Paper Number: 182844

182844 - Reliability-Based Design Optimization of Composite Structures With Multi-Fidelity Surrogates 

The increasing complexity of Automated Fiber Placement (AFP) processes has renewed attention on manufacturing defects and their impact on the design of composite structures. Both deterministic and stochastic defects originate from AFP: deterministic defects, such as tow gaps and overlaps [1], depend on machine parameters and geometry, and can be predicted in terms of location and size; stochastic defects, such as fiber misalignment, resin-rich zones, and local variations in fiber volume fraction, are inherently random and cannot be predicted a priori [2]. These imperfections pose significant challenges for the reliable design of high-performance composite structures.

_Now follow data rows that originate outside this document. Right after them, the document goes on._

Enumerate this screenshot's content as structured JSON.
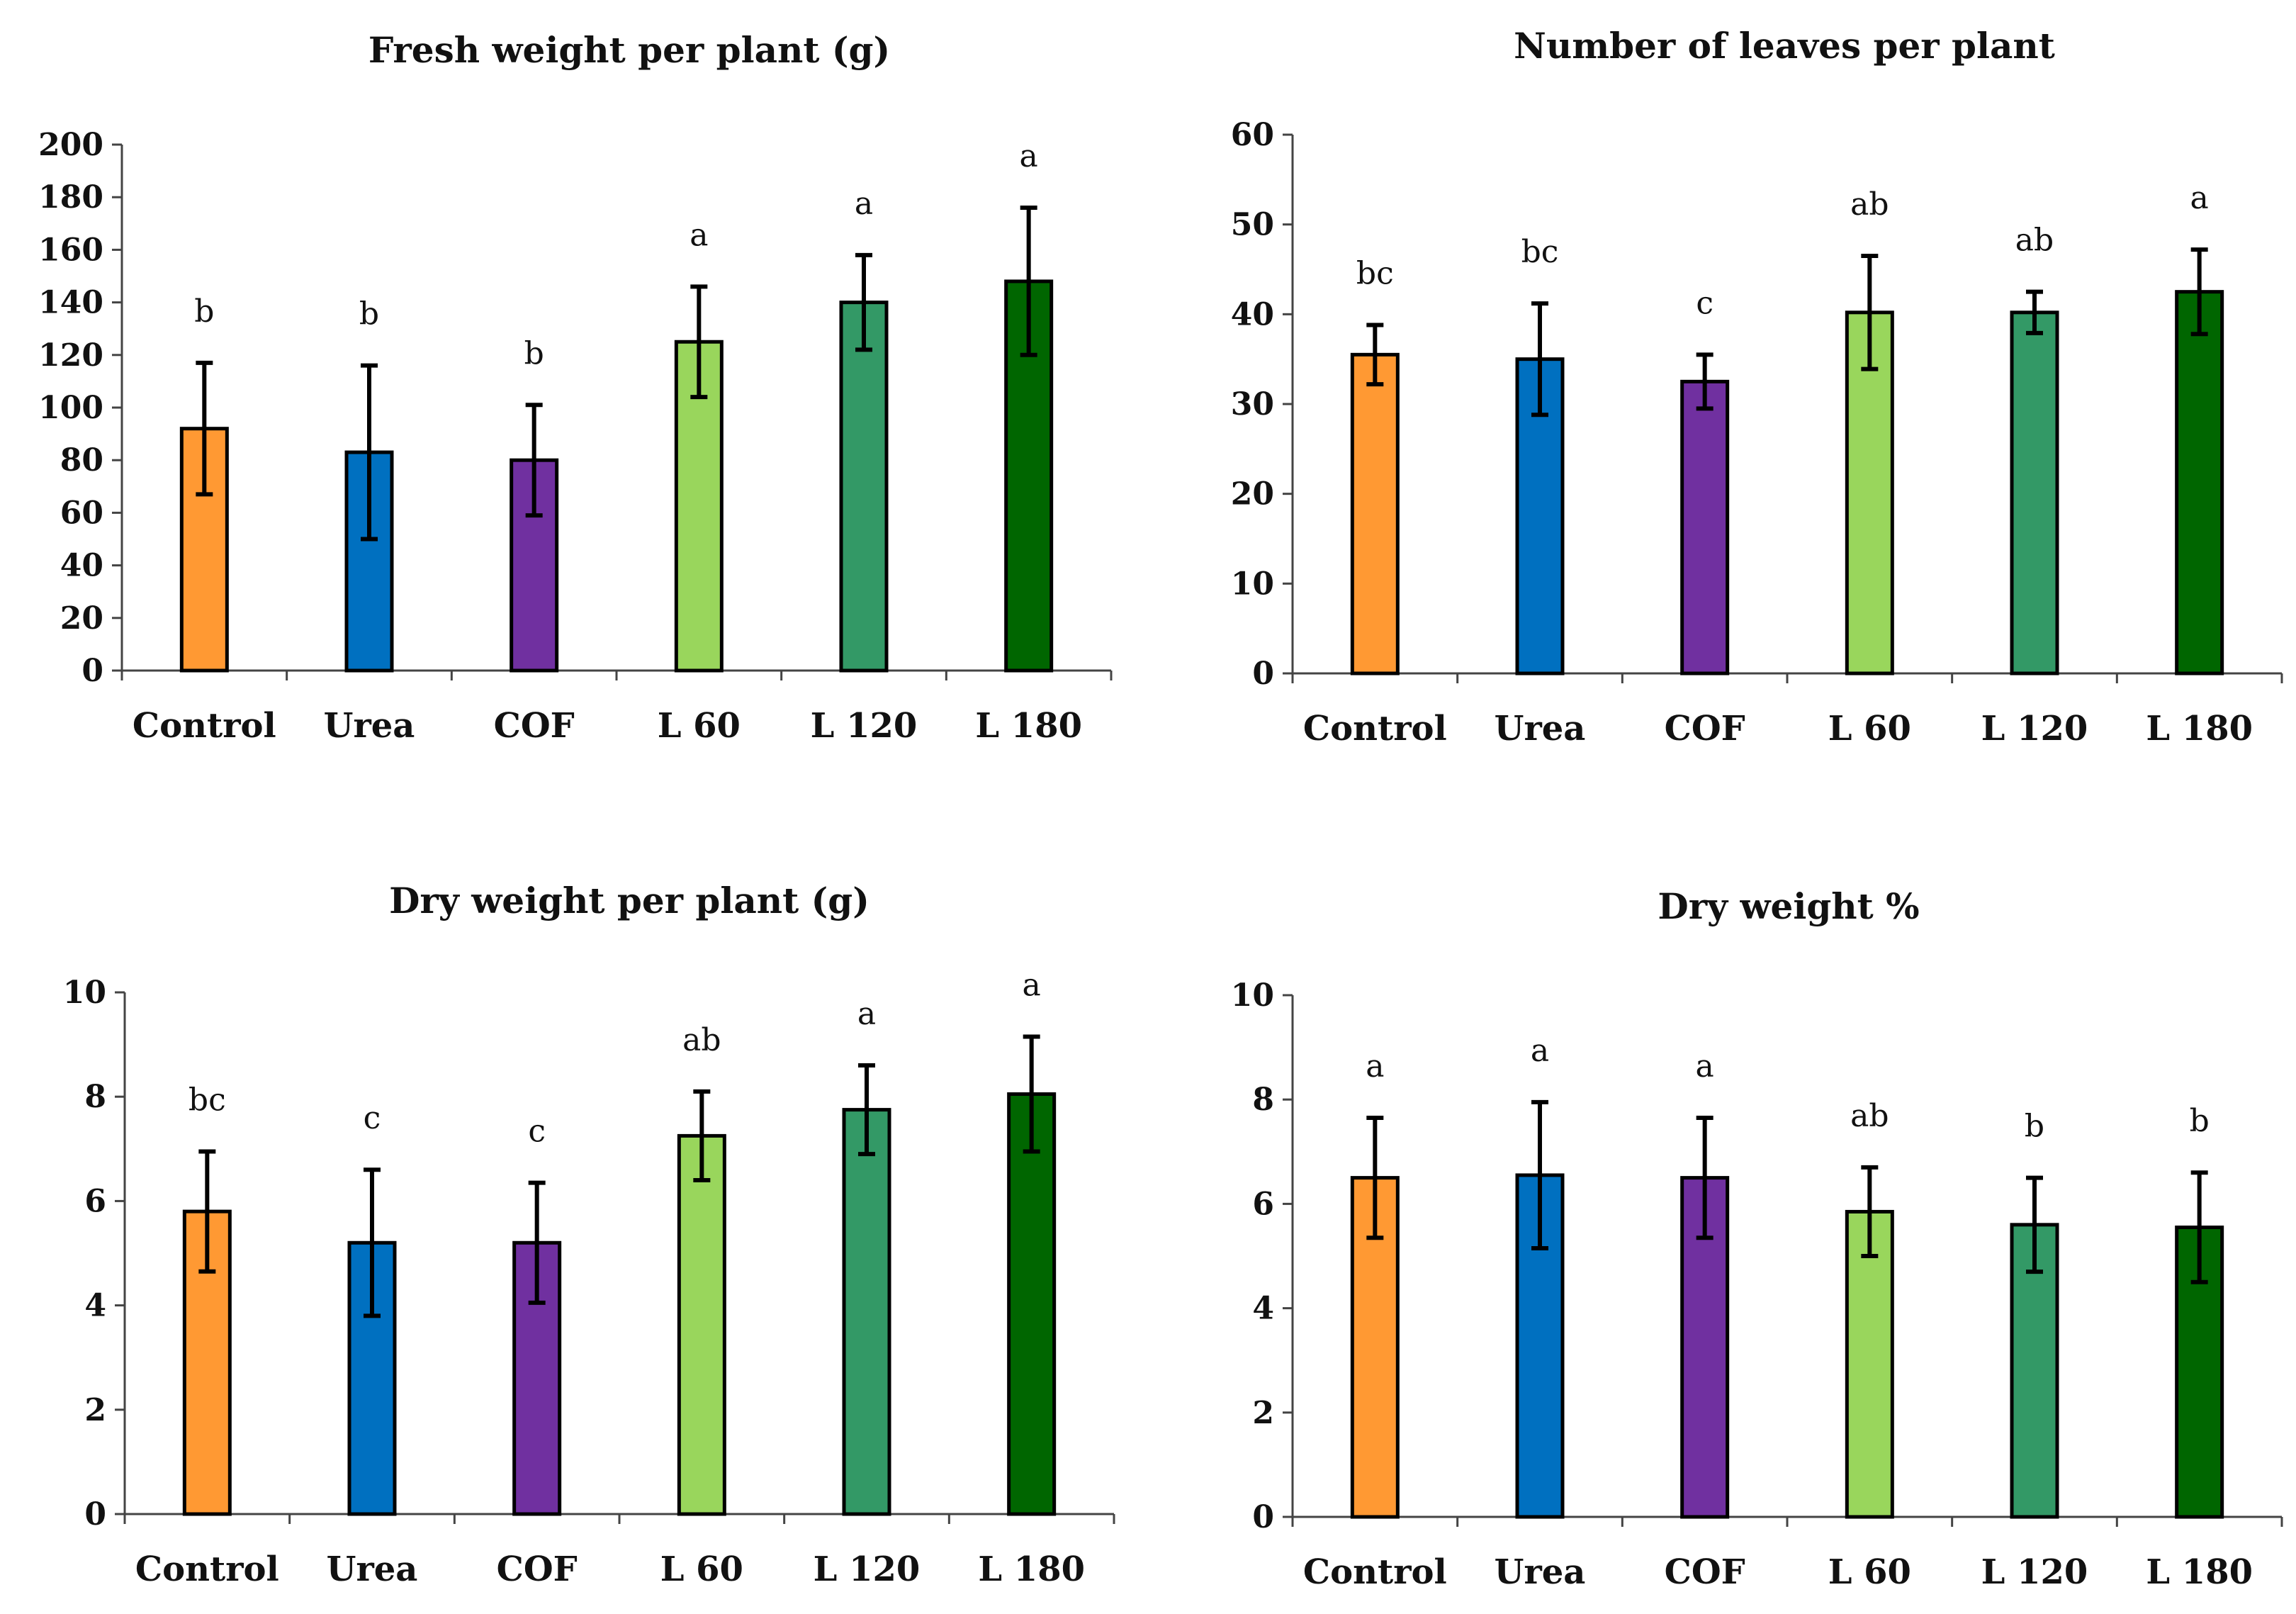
{
  "colors": {
    "Control": "#FF9933",
    "Urea": "#0070C0",
    "COF": "#7030A0",
    "L 60": "#99D65C",
    "L 120": "#339966",
    "L 180": "#006600"
  },
  "chart_data": [
    {
      "type": "bar",
      "title": "Fresh weight per plant (g)",
      "categories": [
        "Control",
        "Urea",
        "COF",
        "L 60",
        "L 120",
        "L 180"
      ],
      "values": [
        92,
        83,
        80,
        125,
        140,
        148
      ],
      "errors": [
        25,
        33,
        21,
        21,
        18,
        28
      ],
      "letters": [
        "b",
        "b",
        "b",
        "a",
        "a",
        "a"
      ],
      "ylim": [
        0,
        200
      ],
      "yticks": [
        0,
        20,
        40,
        60,
        80,
        100,
        120,
        140,
        160,
        180,
        200
      ],
      "xlabel": "",
      "ylabel": ""
    },
    {
      "type": "bar",
      "title": "Number of leaves per plant",
      "categories": [
        "Control",
        "Urea",
        "COF",
        "L 60",
        "L 120",
        "L 180"
      ],
      "values": [
        35.5,
        35,
        32.5,
        40.2,
        40.2,
        42.5
      ],
      "errors": [
        3.3,
        6.2,
        3,
        6.3,
        2.3,
        4.7
      ],
      "letters": [
        "bc",
        "bc",
        "c",
        "ab",
        "ab",
        "a"
      ],
      "ylim": [
        0,
        60
      ],
      "yticks": [
        0,
        10,
        20,
        30,
        40,
        50,
        60
      ],
      "xlabel": "",
      "ylabel": ""
    },
    {
      "type": "bar",
      "title": "Dry weight per plant (g)",
      "categories": [
        "Control",
        "Urea",
        "COF",
        "L 60",
        "L 120",
        "L 180"
      ],
      "values": [
        5.8,
        5.2,
        5.2,
        7.25,
        7.75,
        8.05
      ],
      "errors": [
        1.15,
        1.4,
        1.15,
        0.85,
        0.85,
        1.1
      ],
      "letters": [
        "bc",
        "c",
        "c",
        "ab",
        "a",
        "a"
      ],
      "ylim": [
        0,
        10
      ],
      "yticks": [
        0,
        2,
        4,
        6,
        8,
        10
      ],
      "xlabel": "",
      "ylabel": ""
    },
    {
      "type": "bar",
      "title": "Dry weight %",
      "categories": [
        "Control",
        "Urea",
        "COF",
        "L 60",
        "L 120",
        "L 180"
      ],
      "values": [
        6.5,
        6.55,
        6.5,
        5.85,
        5.6,
        5.55
      ],
      "errors": [
        1.15,
        1.4,
        1.15,
        0.85,
        0.9,
        1.05
      ],
      "letters": [
        "a",
        "a",
        "a",
        "ab",
        "b",
        "b"
      ],
      "ylim": [
        0,
        10
      ],
      "yticks": [
        0,
        2,
        4,
        6,
        8,
        10
      ],
      "xlabel": "",
      "ylabel": ""
    }
  ]
}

This work presents a multi-fidelity framework for Reliability-Based Design Optimization (RBDO) of composite structures that explicitly accounts for both deterministic and stochastic manufacturing defects. The framework integrates low- and high-fidelity models into a Gaussian Process Regression (GPR) framework [3]. The Carrera Unified Formulation (CUF) [4] is used to formulate Equivalent Single-Layer (ESL) and Layer-Wise (LW) structural theories, based on Taylor and Lagrange expansions, respectively. ESL models are computationally efficient but unable to fully capture through-thickness shear and out-of-plane stress effects, which are essential for reliable failure predictions. In contrast, LW models provide the required accuracy at a higher computational cost. An adaptive learning strategy identifies the most informative regions of the design space, selectively refining the surrogate with high-fidelity LW simulations only when needed. In this way, the framework learns the correction functions, thereby improving predictions from numerous low-fidelity ESL analyses using a limited number of targeted high-fidelity simulations.

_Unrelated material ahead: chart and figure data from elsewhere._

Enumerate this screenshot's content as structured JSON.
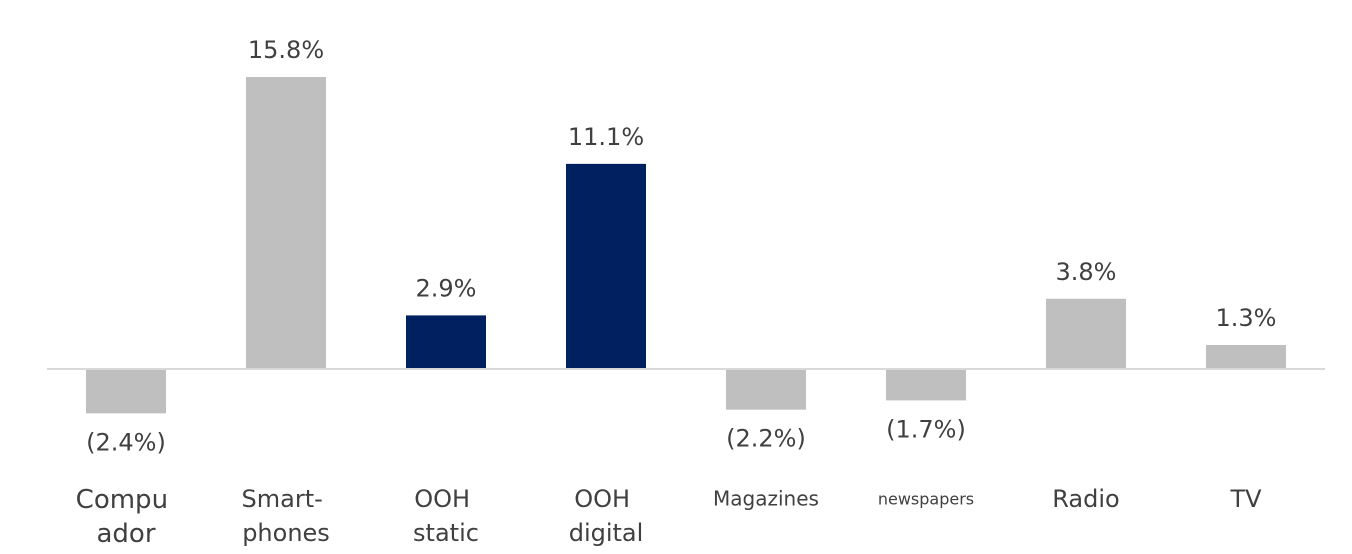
{
  "chart_data": {
    "type": "bar",
    "categories": [
      "Compu ador",
      "Smart- phones",
      "OOH static",
      "OOH digital",
      "Magazines",
      "newspapers",
      "Radio",
      "TV"
    ],
    "values": [
      -2.4,
      15.8,
      2.9,
      11.1,
      -2.2,
      -1.7,
      3.8,
      1.3
    ],
    "value_labels": [
      "(2.4%)",
      "15.8%",
      "2.9%",
      "11.1%",
      "(2.2%)",
      "(1.7%)",
      "3.8%",
      "1.3%"
    ],
    "colors": [
      "#bfbfbf",
      "#bfbfbf",
      "#002060",
      "#002060",
      "#bfbfbf",
      "#bfbfbf",
      "#bfbfbf",
      "#bfbfbf"
    ]
  }
}
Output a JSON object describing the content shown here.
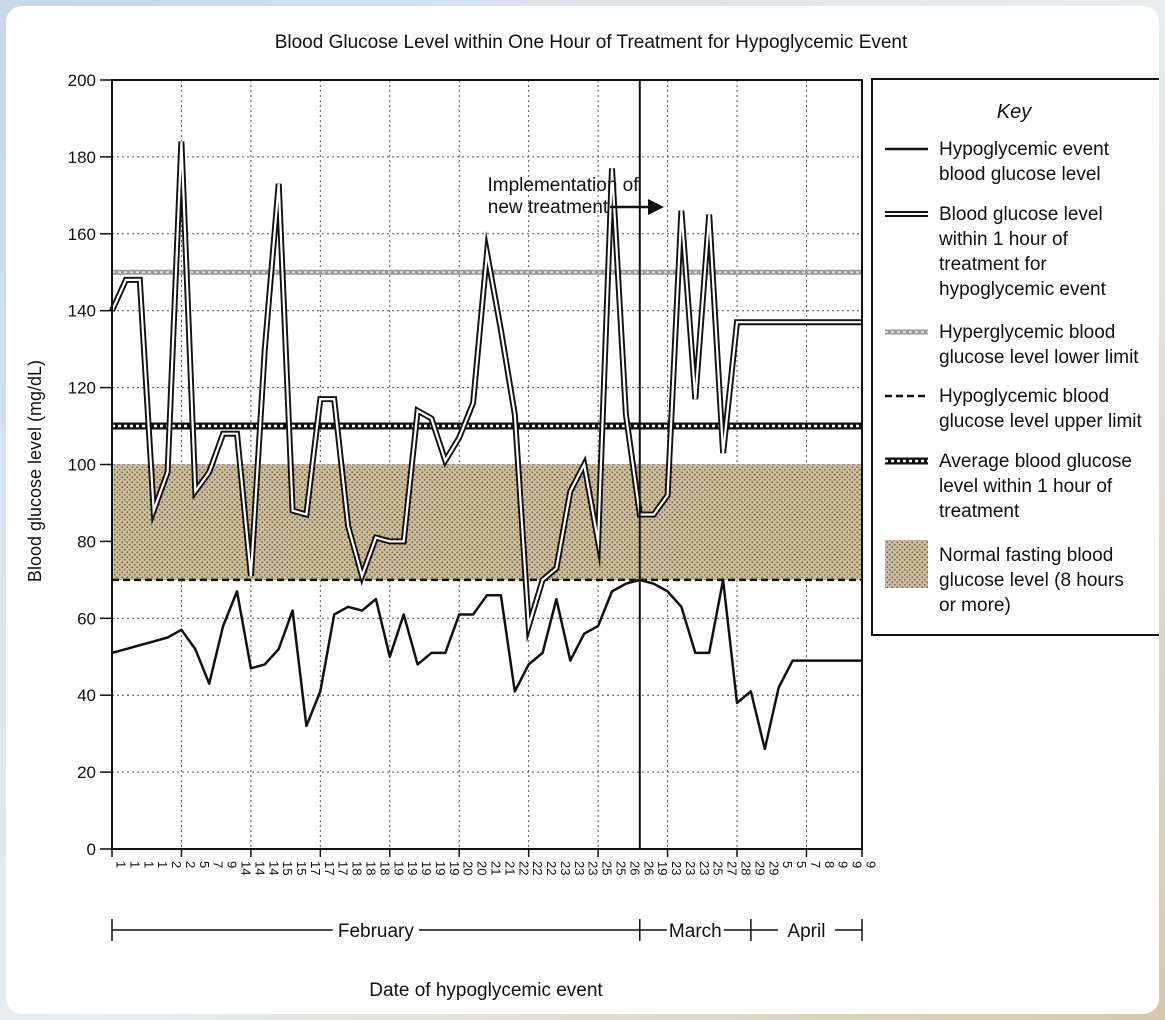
{
  "chart_data": {
    "type": "line",
    "title": "Blood Glucose Level within One Hour of Treatment for Hypoglycemic Event",
    "xlabel": "Date of hypoglycemic event",
    "ylabel": "Blood glucose level (mg/dL)",
    "ylim": [
      0,
      200
    ],
    "yticks": [
      0,
      20,
      40,
      60,
      80,
      100,
      120,
      140,
      160,
      180,
      200
    ],
    "grid": true,
    "x": [
      "1",
      "1",
      "1",
      "1",
      "2",
      "2",
      "5",
      "7",
      "9",
      "14",
      "14",
      "14",
      "15",
      "15",
      "17",
      "17",
      "17",
      "18",
      "18",
      "18",
      "19",
      "19",
      "19",
      "19",
      "19",
      "20",
      "20",
      "21",
      "21",
      "22",
      "22",
      "22",
      "23",
      "23",
      "23",
      "25",
      "25",
      "26",
      "26",
      "19",
      "23",
      "23",
      "23",
      "25",
      "27",
      "28",
      "29",
      "29",
      "5",
      "5",
      "7",
      "8",
      "9",
      "9",
      "9"
    ],
    "months": [
      {
        "label": "February",
        "from_index": 0,
        "to_index": 38
      },
      {
        "label": "March",
        "from_index": 38,
        "to_index": 46
      },
      {
        "label": "April",
        "from_index": 46,
        "to_index": 54
      }
    ],
    "series": [
      {
        "name": "Hypoglycemic event blood glucose level",
        "style": "solid",
        "values": [
          51,
          52,
          53,
          54,
          55,
          57,
          52,
          43,
          58,
          67,
          47,
          48,
          52,
          62,
          32,
          41,
          61,
          63,
          62,
          65,
          50,
          61,
          48,
          51,
          51,
          61,
          61,
          66,
          66,
          41,
          48,
          51,
          65,
          49,
          56,
          58,
          67,
          69,
          70,
          69,
          67,
          63,
          51,
          51,
          70,
          38,
          41,
          26,
          42,
          49,
          49,
          49,
          49,
          49,
          49
        ]
      },
      {
        "name": "Blood glucose level within 1 hour of treatment for hypoglycemic event",
        "style": "double",
        "values": [
          140,
          148,
          148,
          88,
          98,
          184,
          93,
          98,
          108,
          108,
          71,
          130,
          173,
          88,
          87,
          117,
          117,
          84,
          71,
          81,
          80,
          80,
          114,
          112,
          101,
          107,
          116,
          155,
          135,
          113,
          58,
          70,
          73,
          93,
          100,
          80,
          177,
          113,
          87,
          87,
          92,
          166,
          117,
          165,
          103,
          137,
          137,
          137,
          137,
          137,
          137,
          137,
          137,
          137,
          137
        ]
      }
    ],
    "reference_lines": [
      {
        "name": "Hyperglycemic blood glucose level lower limit",
        "value": 150,
        "style": "dotted-gray"
      },
      {
        "name": "Hypoglycemic blood glucose level upper limit",
        "value": 70,
        "style": "dashed"
      },
      {
        "name": "Average blood glucose level within 1 hour of treatment",
        "value": 110,
        "style": "checkered"
      }
    ],
    "band": {
      "name": "Normal fasting blood glucose level (8 hours or more)",
      "from": 70,
      "to": 100
    },
    "annotation": {
      "text_line1": "Implementation of",
      "text_line2": "new treatment",
      "x_index": 38
    },
    "legend": {
      "title": "Key",
      "placement": "right",
      "entries": [
        {
          "lines": [
            "Hypoglycemic event",
            "blood glucose level"
          ],
          "style": "solid"
        },
        {
          "lines": [
            "Blood glucose level",
            "within 1 hour of",
            "treatment for",
            "hypoglycemic event"
          ],
          "style": "double"
        },
        {
          "lines": [
            "Hyperglycemic blood",
            "glucose level lower limit"
          ],
          "style": "dotted-gray"
        },
        {
          "lines": [
            "Hypoglycemic blood",
            "glucose level upper limit"
          ],
          "style": "dashed"
        },
        {
          "lines": [
            "Average blood glucose",
            "level within 1 hour of",
            "treatment"
          ],
          "style": "checkered"
        },
        {
          "lines": [
            "Normal fasting blood",
            "glucose level (8 hours",
            "or more)"
          ],
          "style": "band"
        }
      ]
    },
    "colors": {
      "band_fill": "#cdbf9f",
      "band_dots": "#6e5c3c",
      "dotted_gray": "#9a9a9a",
      "line": "#111111"
    }
  }
}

The RBDO formulation minimizes structural mass while satisfying probabilistic constraints on stresses, strain energy, and failure indices. Ongoing developments extend the approach to nonlinear phenomena, such as post-buckling and progressive damage, advancing the development of defect- and damage-tolerant composite structures.

[1] A. Pagani, A. R. Sánchez-Majano, D. Zamani, M. Petrolo, E. Carrera: Fundamental frequency layer-wise optimization of tow-steered composites considering gaps and overlaps. Aerotecnica Missili e Spazio (2025).

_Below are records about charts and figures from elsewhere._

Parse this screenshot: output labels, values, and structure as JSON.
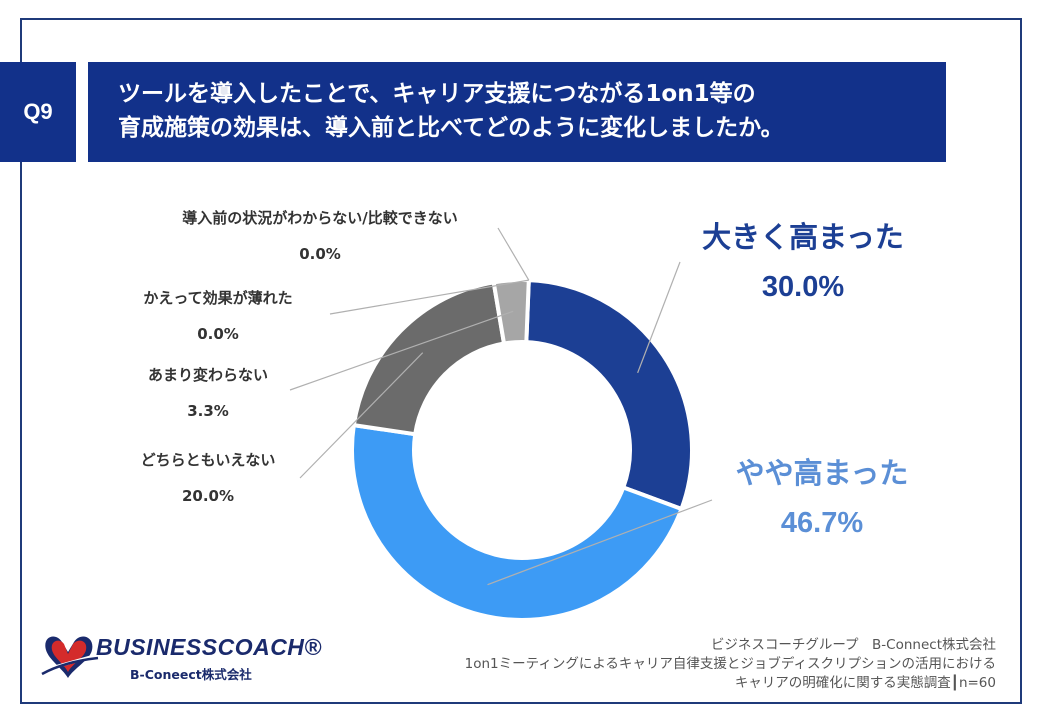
{
  "header": {
    "question_label": "Q9",
    "title_line1": "ツールを導入したことで、キャリア支援につながる1on1等の",
    "title_line2": "育成施策の効果は、導入前と比べてどのように変化しましたか。"
  },
  "chart_data": {
    "type": "pie",
    "donut": true,
    "title": "ツールを導入したことで、キャリア支援につながる1on1等の育成施策の効果は、導入前と比べてどのように変化しましたか。",
    "slices": [
      {
        "label": "大きく高まった",
        "value": 30.0,
        "value_text": "30.0%",
        "color": "#1c3f94"
      },
      {
        "label": "やや高まった",
        "value": 46.7,
        "value_text": "46.7%",
        "color": "#3d9bf5"
      },
      {
        "label": "どちらともいえない",
        "value": 20.0,
        "value_text": "20.0%",
        "color": "#6b6b6b"
      },
      {
        "label": "あまり変わらない",
        "value": 3.3,
        "value_text": "3.3%",
        "color": "#a6a6a6"
      },
      {
        "label": "かえって効果が薄れた",
        "value": 0.0,
        "value_text": "0.0%",
        "color": "#d0d0d0"
      },
      {
        "label": "導入前の状況がわからない/比較できない",
        "value": 0.0,
        "value_text": "0.0%",
        "color": "#e0e0e0"
      }
    ],
    "colors": {
      "label_big_1": "#1c3f94",
      "label_big_2": "#5b8fd6"
    }
  },
  "footer": {
    "line1": "ビジネスコーチグループ　B-Connect株式会社",
    "line2": "1on1ミーティングによるキャリア自律支援とジョブディスクリプションの活用における",
    "line3": "キャリアの明確化に関する実態調査┃n=60"
  },
  "logo": {
    "name": "BUSINESSCOACH",
    "display": "BUSINESSCOACH®",
    "sub": "B-Coneect株式会社"
  }
}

[2] A. Pagani, M. Petrolo, A. R. Sánchez-Majano. Stochastic characterization of multiscale material uncertainties on the fibre-matrix interface stress state of composite variable stiffness plates. International Journal of Engineering Science (2023).

[3] D. Zamani, A. Pagani, M. Petrolo, E. Carrera: Multi-fidelity models for failure onset analysis of composites under uncertainties. Proceedings of the ASME 2025 Aerospace Structures, Structural Dynamics, and Materials Conference, Houston (TX, USA), May 5–7, 2025

[4] E. Carrera, M. Cinefra, M. Petrolo, E. Zappino. Finite Element Analysis of Structures through Unified Formulation. Wiley & Sons, Hoboken, New Jersey, USA. 2014.

Presenting Author: Dario Zamani Politecnico di Torino

Presenting Author Biography: Dario Zamani is a PhD student in Aerospace Engineering at Politecnico di Torino (MUL2 Lab). He works on multi-fidelity surrogate modeling with Gaussian Process regression, uncertainty quantification, reliability-based design optimization, and manufacturing-aware design of tow-steered composites with AFP defects.